Communication support technology for training surgeons has promising results
Researchers at the University of Maryland, Baltimore County (UMBC) and Anne Arundel Medical Center have conducted a study that explores how surgical trainees are experiencing a new gestural technology designed to improve communication during laparoscopic surgery. The results of this research has just been presented by Azin Semsar, first author and UMBC Ph.D. student in Human-Centered Computing, at the annual symposium of the American Medical Informatics Association (AMIA).
Surgeons perform laparoscopic surgery by inserting a small camera into the abdomen and watching their instruments' movements through a live video. While referring to the video, surgeons cannot touch the display or a mouse, because their hands need to remain sterile. Instead, they must use verbal descriptions to communicate with others during the surgery. Trainees must pay close attention to verbal instructions, and figure out how to turn those verbal cues into action, without relying on any gestural interactions between the surgeon and the screen.
Researchers sought to develop a more effective way of training surgeons in laparoscopic techniques by using a technology called the Virtual Pointer, developed by Helena Mentis, associate dean for academic programs and learning, and associate professor of information systems at UMBC.
"This technology allows the surgical trainer to point at the live video and draw on it without touching it, so they can instruct the surgical trainee on how to perform the procedures," says Andrea Kleinsmith, assistant professor of information systems at UMBC. Kleinsmith led the effort to measure and understand the technology's impact on the trainee's cognitive load.
Instead of relying solely on verbal instructions, through the Virtual Pointer the trainees could better visualize what to do next. Kleinsmith and Mentis sought to test whether this method impacted cognitive load, the amount of mental effort necessary to carry out the task. If the method significantly increased cognitive load, this would not have been a useful training tool during surgical procedures.
Importantly, the Virtual Pointer incorporates both visual and verbal information. The trainer still provides verbal instruction, but they can also give visual cues at the same time. In the long term, researchers predicted that using both visual and verbal information processing would lessen cognitive load on trainees. However, they also predicted that cognitive load would increase initially, due to the effort needed to get accustomed to the new technology.
To determine the cognitive load of the surgical trainees, the researchers measured their physiological responses connected to levels of arousal. "In particular, we are interested in the electrodermal activity, which, [very simply] equates to the amount of sweat on the skin. It has been linked to cognitive load," Kleinsmith explains. They measured that electrodermal activity using wristbands worn by the trainees during training. They found that their cognitive load did not increase with the first use of the Virtual Pointer—instead, it stayed the same.
The Virtual Pointer also had a positive impact on the communication between trainer and trainee. Without the Virtual Pointer System, the trainees stopped the training to process their instructions more frequently. With the system, they were better able to continue performing the training while processing new information.

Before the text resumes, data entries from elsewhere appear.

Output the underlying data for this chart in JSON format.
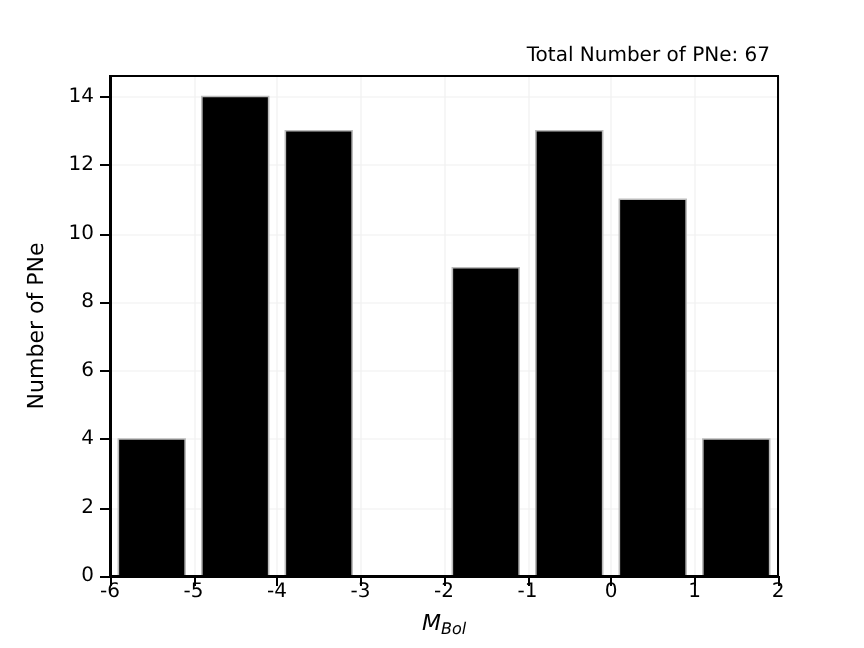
{
  "chart_data": {
    "type": "histogram",
    "title": "Total Number of PNe: 67",
    "xlabel": "M$_{Bol}$",
    "ylabel": "Number of PNe",
    "bins": [
      -6,
      -5,
      -4,
      -3,
      -2,
      -1,
      0,
      1,
      2
    ],
    "values": [
      4,
      14,
      13,
      0,
      9,
      13,
      11,
      4
    ],
    "color": "#000000",
    "xlim": [
      -6,
      2
    ],
    "xticks": [
      -6,
      -5,
      -4,
      -3,
      -2,
      -1,
      0,
      1,
      2
    ],
    "ylim": [
      0,
      14.6
    ],
    "yticks": [
      0,
      2,
      4,
      6,
      8,
      10,
      12,
      14
    ],
    "grid": true
  }
}
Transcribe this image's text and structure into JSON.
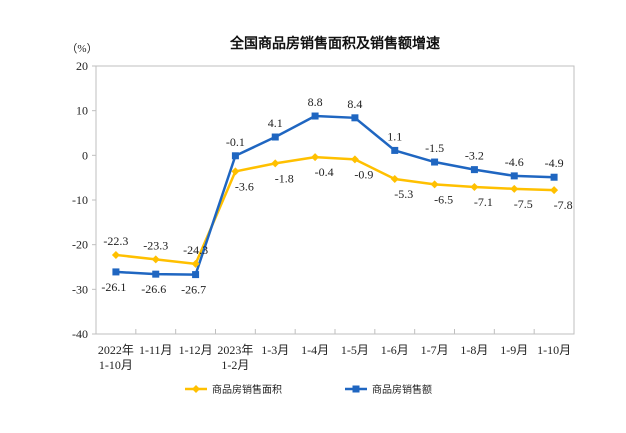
{
  "chart_data": {
    "type": "line",
    "title": "全国商品房销售面积及销售额增速",
    "ylabel": "（%）",
    "xlabel": "",
    "ylim": [
      -40,
      20
    ],
    "yticks": [
      20,
      10,
      0,
      -10,
      -20,
      -30,
      -40
    ],
    "grid": false,
    "legend_position": "bottom",
    "categories": [
      [
        "2022年",
        "1-10月"
      ],
      [
        "1-11月"
      ],
      [
        "1-12月"
      ],
      [
        "2023年",
        "1-2月"
      ],
      [
        "1-3月"
      ],
      [
        "1-4月"
      ],
      [
        "1-5月"
      ],
      [
        "1-6月"
      ],
      [
        "1-7月"
      ],
      [
        "1-8月"
      ],
      [
        "1-9月"
      ],
      [
        "1-10月"
      ]
    ],
    "series": [
      {
        "name": "商品房销售面积",
        "color": "#FFC000",
        "marker": "diamond",
        "values": [
          -22.3,
          -23.3,
          -24.3,
          -3.6,
          -1.8,
          -0.4,
          -0.9,
          -5.3,
          -6.5,
          -7.1,
          -7.5,
          -7.8
        ]
      },
      {
        "name": "商品房销售额",
        "color": "#1F66C1",
        "marker": "square",
        "values": [
          -26.1,
          -26.6,
          -26.7,
          -0.1,
          4.1,
          8.8,
          8.4,
          1.1,
          -1.5,
          -3.2,
          -4.6,
          -4.9
        ]
      }
    ]
  }
}
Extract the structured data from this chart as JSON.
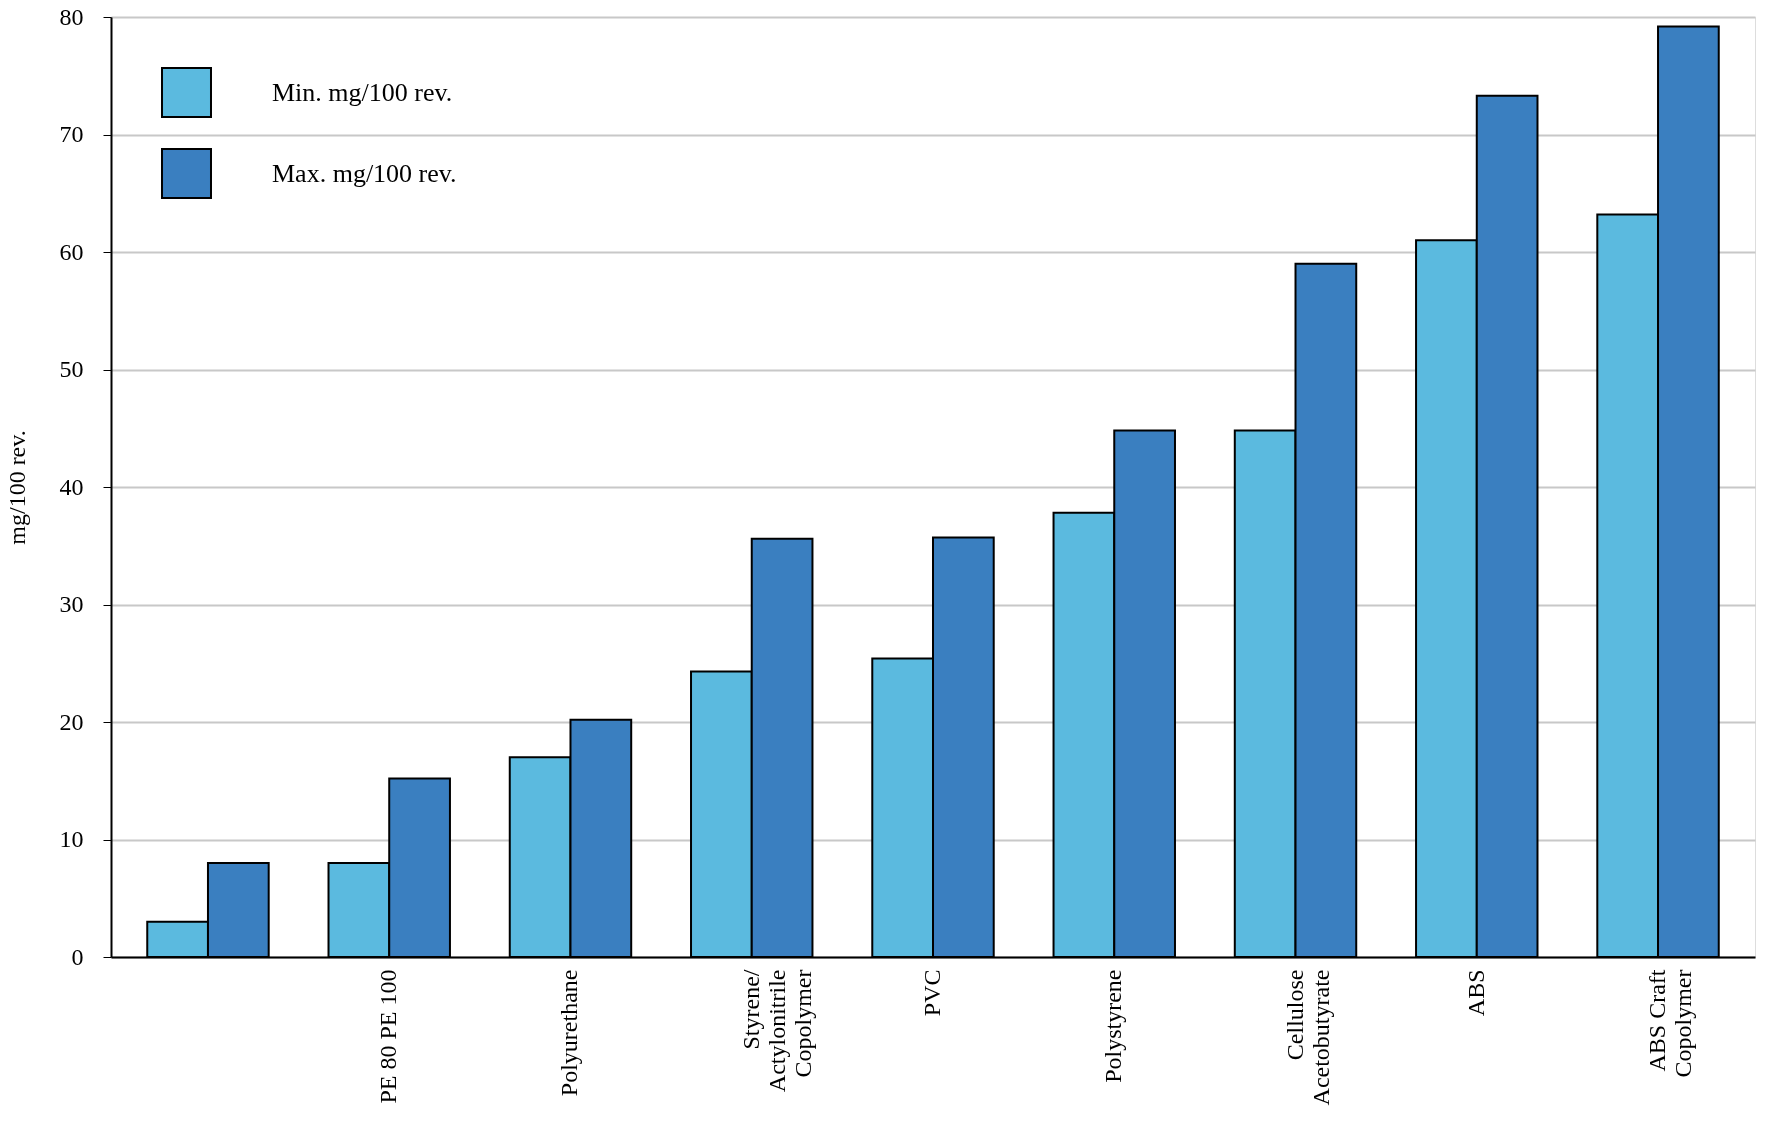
{
  "chart_data": {
    "type": "bar",
    "ylabel": "mg/100 rev.",
    "categories": [
      null,
      "PE 80 PE 100",
      "Polyurethane",
      "Styrene/\nActylonitrile\nCopolymer",
      "PVC",
      "Polystyrene",
      "Cellulose\nAcetobutyrate",
      "ABS",
      "ABS Craft\nCopolymer"
    ],
    "series": [
      {
        "name": "Min. mg/100 rev.",
        "color": "#5bbadf",
        "values": [
          3,
          8,
          17,
          24.3,
          25.4,
          37.8,
          44.8,
          61,
          63.2
        ]
      },
      {
        "name": "Max. mg/100 rev.",
        "color": "#3a7fc0",
        "values": [
          8,
          15.2,
          20.2,
          35.6,
          35.7,
          44.8,
          59,
          73.3,
          79.2
        ]
      }
    ],
    "ylim": [
      0,
      80
    ],
    "yticks": [
      0,
      10,
      20,
      30,
      40,
      50,
      60,
      70,
      80
    ],
    "grid": "y",
    "legend": "top left"
  }
}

"We found that, when using the system, not only did their cognitive load not increase, but they were actually able to perform more tasks than in the standard training," Kleinsmith explains.
Testing this tool required a partnership between researchers in two very different fields, with Mentis developing the technology and Kleinsmith measuring the viability of that technology in a real-world training setting. Their findings indicate that there is hope for more efficient training for surgeons through a tool that does not increase mental effort in the training experience. More research is needed on the impact of the Virtual Pointer System on cognitive load in active operating room settings.